Bumbun sebagai Kapusin Muda

Mengutip situs katolikpedia, beliau ditahbiskan sebagai imam Kapusin (OFM Cap) tanggal 27 Juli 1967. Tanggal 19 Desember 1975 ditunjuk sebagai Uskup Auksilier Keuskupan Agung Pontianak. Tanggal 27 Mei 1976 ditahbiskan sebagai Uskup Tituler Capra dan tanggal 26 Februari 1977 dilantik sebagai Uskup Agung Keuskupan Agung Pontianak. Tahun 1982 sampai 1990 ditunjuk sebagai Administrator Apostolik Keuskupan Sanggau. Pada 3 Juni 2014, Mgr. Bumbun mengundurkan diri dan digantikan oleh Mgr. Agustinus Agus.

Ketika menjabat sebagai Uskup Agung Pontianak beliau mengemban tugas penting dalam memperkuat kemandirian Gereja Katolik di Indonesia, khususnya Kalimantan Barat. Mgr. Bumbun adalah uskup dari suku Dayak pertama di dunia. Banyak jasa beliau untuk gerakan sosial dan ekonomi di Kalimantan Barat melalui berbagai karya Gereja Katolik dalam bidang pendidikan, Kesehatan, organisasi sosial, budaya dan sebagainya.
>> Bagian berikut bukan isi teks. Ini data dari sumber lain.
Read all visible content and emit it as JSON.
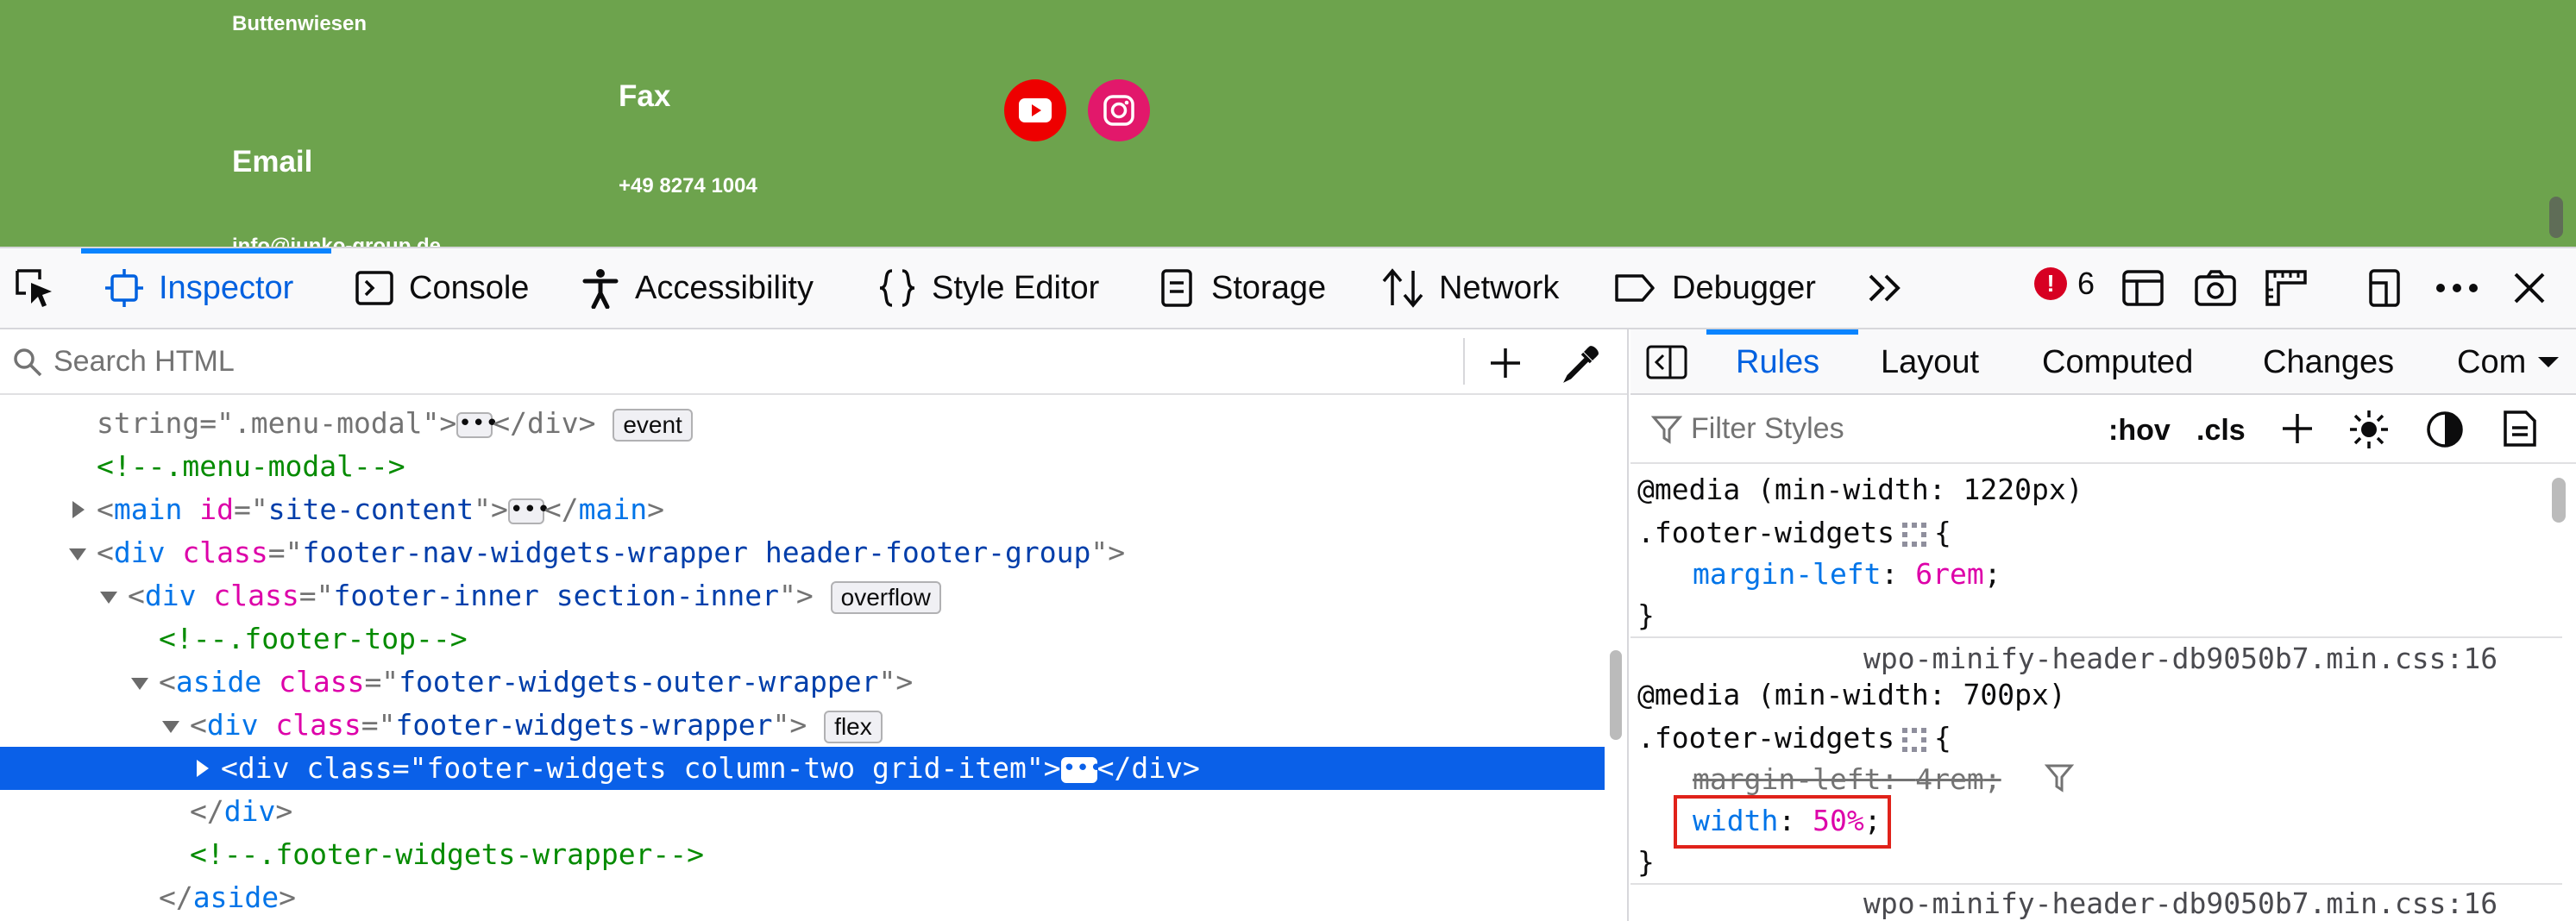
{
  "site": {
    "city": "Buttenwiesen",
    "fax_heading": "Fax",
    "fax_value": "+49 8274 1004",
    "email_heading": "Email",
    "email_value": "info@junko-group.de",
    "social": [
      "youtube-icon",
      "instagram-icon"
    ],
    "bg_color": "#6da34d"
  },
  "toolbar": {
    "tabs": [
      "Inspector",
      "Console",
      "Accessibility",
      "Style Editor",
      "Storage",
      "Network",
      "Debugger"
    ],
    "selected_tab": "Inspector",
    "error_count": "6",
    "overflow_icon": "double-chevron-icon"
  },
  "markup": {
    "search_placeholder": "Search HTML",
    "lines": [
      {
        "indent": 0,
        "kind": "text",
        "content": "string=\".menu-modal\">",
        "ellipsis": true,
        "tail": "</div>",
        "badge": "event"
      },
      {
        "indent": 0,
        "kind": "comment",
        "content": "<!--.menu-modal-->"
      },
      {
        "indent": 0,
        "kind": "collapsed",
        "tag": "main",
        "attrs": [
          [
            "id",
            "site-content"
          ]
        ],
        "ellipsis": true,
        "close": "main"
      },
      {
        "indent": 0,
        "kind": "open",
        "tag": "div",
        "attrs": [
          [
            "class",
            "footer-nav-widgets-wrapper header-footer-group"
          ]
        ]
      },
      {
        "indent": 1,
        "kind": "open",
        "tag": "div",
        "attrs": [
          [
            "class",
            "footer-inner section-inner"
          ]
        ],
        "badge": "overflow"
      },
      {
        "indent": 2,
        "kind": "comment",
        "content": "<!--.footer-top-->"
      },
      {
        "indent": 2,
        "kind": "open",
        "tag": "aside",
        "attrs": [
          [
            "class",
            "footer-widgets-outer-wrapper"
          ]
        ]
      },
      {
        "indent": 3,
        "kind": "open",
        "tag": "div",
        "attrs": [
          [
            "class",
            "footer-widgets-wrapper"
          ]
        ],
        "badge": "flex"
      },
      {
        "indent": 4,
        "kind": "collapsed",
        "tag": "div",
        "attrs": [
          [
            "class",
            "footer-widgets column-two grid-item"
          ]
        ],
        "ellipsis": true,
        "close": "div",
        "selected": true
      },
      {
        "indent": 3,
        "kind": "close",
        "tag": "div"
      },
      {
        "indent": 3,
        "kind": "comment",
        "content": "<!--.footer-widgets-wrapper-->"
      },
      {
        "indent": 2,
        "kind": "close",
        "tag": "aside"
      }
    ]
  },
  "sidebar": {
    "tabs": [
      "Rules",
      "Layout",
      "Computed",
      "Changes",
      "Com"
    ],
    "selected_tab": "Rules",
    "filter_placeholder": "Filter Styles",
    "hov": ":hov",
    "cls": ".cls",
    "rule1": {
      "media": "@media (min-width: 1220px)",
      "selector": ".footer-widgets",
      "prop": "margin-left",
      "value": "6rem"
    },
    "rule2": {
      "source": "wpo-minify-header-db9050b7.min.css:16",
      "media": "@media (min-width: 700px)",
      "selector": ".footer-widgets",
      "prop1": "margin-left",
      "value1": "4rem",
      "prop2": "width",
      "value2": "50%"
    },
    "rule3_source": "wpo-minify-header-db9050b7.min.css:16",
    "open_brace": "{",
    "close_brace": "}"
  }
}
Bumbun dari Keluarga Terpandang

Dalam buku “Kenangan Abadi Mgr.Hieronymus Bumbun OFM Cap di Kampung Semadu”, yang ditulis Paulus Florus dan diterbitkan Penerbit SANDU gtahun 2022, dijelaskan bahwa Bumbun lahir di Kampung Menawai Tekam,  putera ke-7 dari 17 bersaudara. Ayahnya Bernama Pius Ria Ensoh dan Ibunya bernama Veronika Unsai.
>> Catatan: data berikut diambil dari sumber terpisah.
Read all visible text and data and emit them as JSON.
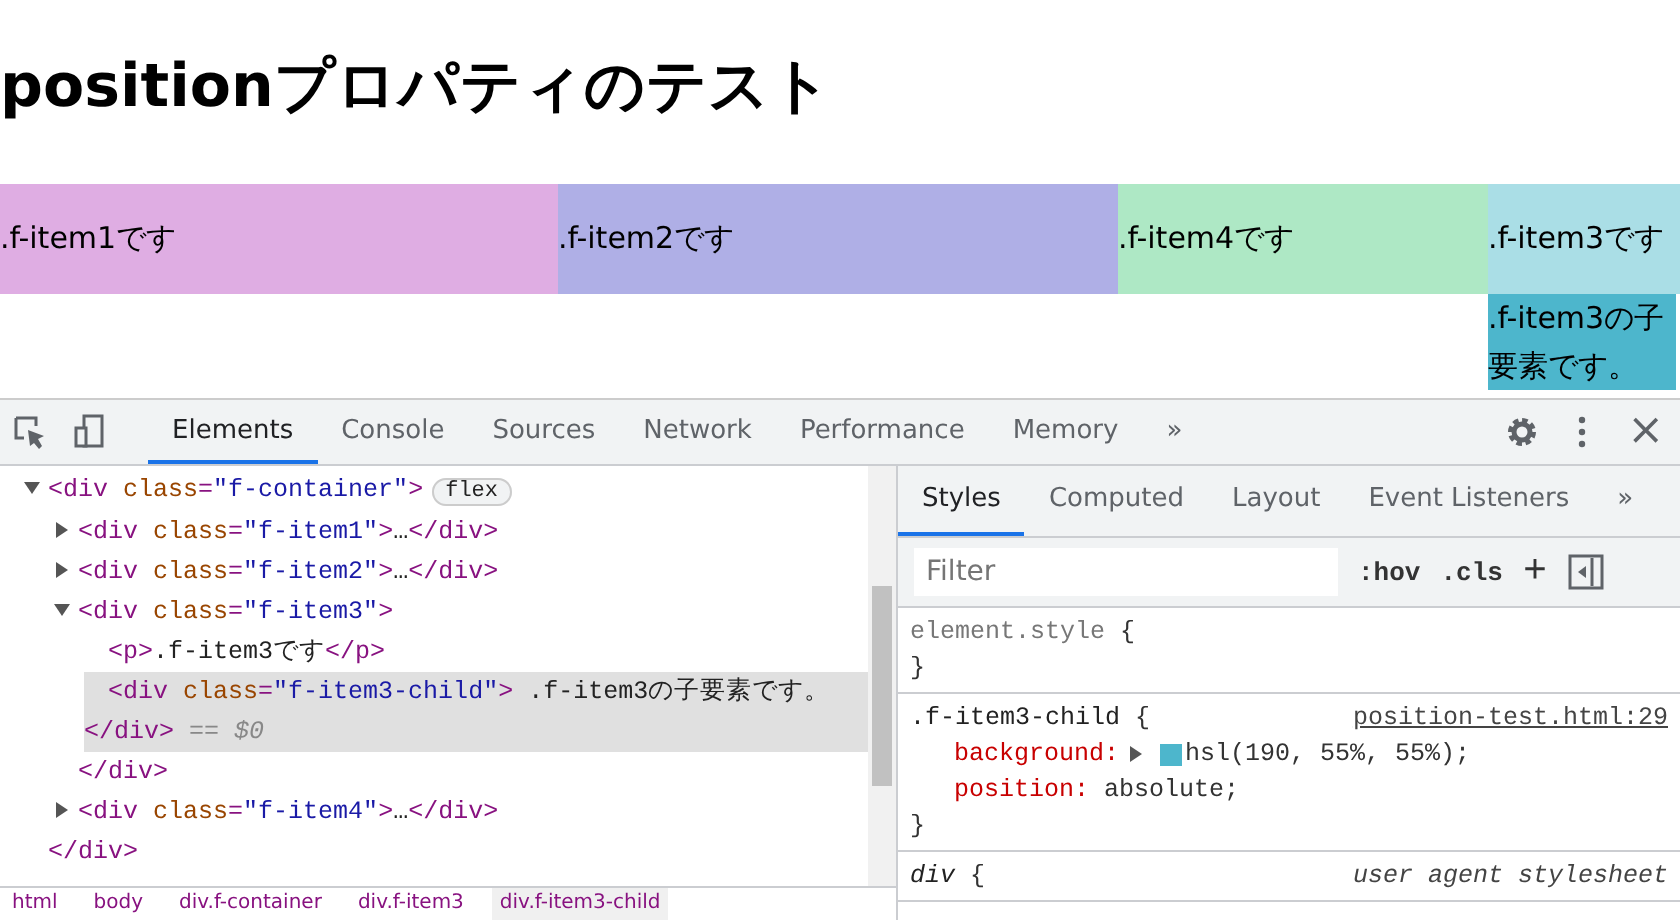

Menurut Florus, Bumbun memang berasal dari keluarga terpandang di kampung Menawai Tekam. Pada awal perkenalan agama katolik ke daerah Mualang, tahun 1943, Pastor Donatus Dunselman, O.F.M.,Cap. mengunjungi Menawai Tekam, dan kemudian menuliskan cacatan singkat terkait silsilah Mgr. Bumbun  “…saya masih ingin memper-kenalkan kepala kampung lama dari Menawai Tekam. Dia sekarang sudah pensiun. Tetapi sebelumnya pegang gelar hebat: Petinggi Muda, Tali Bicara, yaitu Kepala Muda, ikatan perundingan-perundingan; dengan kata lain: Dia yang memegang pemerintahan.  Dia bapa dari 9 anak yang telah kawin, semua dari satu perkawinan dan anaknya tertua yang ganti dia sebagai kepala, telah punya 13 anak yang hidup.  Keluarga-keluarga ini semua katekumen kecuali satu yang Kristen Protestan.”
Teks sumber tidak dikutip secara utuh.